- Born: 16 September 1915 Oshawa, Ontario
- Died: 30 October 1991 (aged 76) Montreal, Quebec
- Education: Queen's University (BA 1936)
- Spouse: Ethel Wattie ​(m. 1940)​

= W. Earle McLaughlin =

Canadian banker (1915–1991)

William Earle McLaughlin (16 September 1915 – 30 October 1991) was a Canadian banker who was the Chairman of the Royal Bank of Canada from 1960 to 1979.

Born in Oshawa, Ontario, to parents Frank McLaughlin and Frankie L. Houlden. Earle McLaughlin graduated with a gold medal in commerce from Queen's University and joined the Royal Bank of Canada in 1936. In 1960, at an age considered very young at the time, 45-year-old McLaughlin was appointed the bank's general manager and then shortly thereafter, president. He would retire as chairman in 1979.

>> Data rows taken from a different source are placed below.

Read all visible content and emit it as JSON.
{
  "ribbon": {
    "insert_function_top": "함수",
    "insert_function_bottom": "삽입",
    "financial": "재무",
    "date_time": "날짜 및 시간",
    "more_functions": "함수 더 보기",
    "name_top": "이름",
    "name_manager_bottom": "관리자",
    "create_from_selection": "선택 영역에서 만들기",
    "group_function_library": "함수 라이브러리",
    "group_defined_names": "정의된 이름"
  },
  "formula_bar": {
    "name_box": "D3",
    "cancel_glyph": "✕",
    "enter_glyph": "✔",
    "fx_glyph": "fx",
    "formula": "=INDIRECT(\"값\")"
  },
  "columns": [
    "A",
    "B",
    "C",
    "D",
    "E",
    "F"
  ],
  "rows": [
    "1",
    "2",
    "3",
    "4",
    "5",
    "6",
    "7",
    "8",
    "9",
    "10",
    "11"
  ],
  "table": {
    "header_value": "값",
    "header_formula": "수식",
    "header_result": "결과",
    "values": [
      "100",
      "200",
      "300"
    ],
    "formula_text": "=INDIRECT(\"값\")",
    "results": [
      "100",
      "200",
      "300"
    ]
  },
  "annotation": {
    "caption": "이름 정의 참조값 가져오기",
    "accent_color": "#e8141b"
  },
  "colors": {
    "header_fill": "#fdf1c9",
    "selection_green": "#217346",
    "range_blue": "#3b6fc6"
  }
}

In addition to the Royal Bank, McLaughlin served on the board of directors of a number of corporations including Canadian Pacific Railway, Algoma Steel, Metropolitan Life and General Motors (a board which he was appointed to after the retirement of Sam McLaughlin, his first cousin once removed). He was a member of the board of governors of the Royal Victoria Hospital and the Council of the Montreal Museum of Fine Arts.

Following his retirement from banking, he served as chancellor of Concordia University (1982–1986) and was a trustee of Queen's University who awarded him their alumni John B. Stirling Montreal Medal in 1967. Earle McLaughlin was made an Officer of the Order of Canada in 1981. McLaughlin died in Montreal in 1991 and was buried at Mount Royal Cemetery.

His grandson, Kevin McLaughlin, now continues the family automotive tradition with AutoShare.

== Works ==
McLaughlin, W. Earle. Collected Speeches 1961–1979. Royal Bank of Canada, 1980.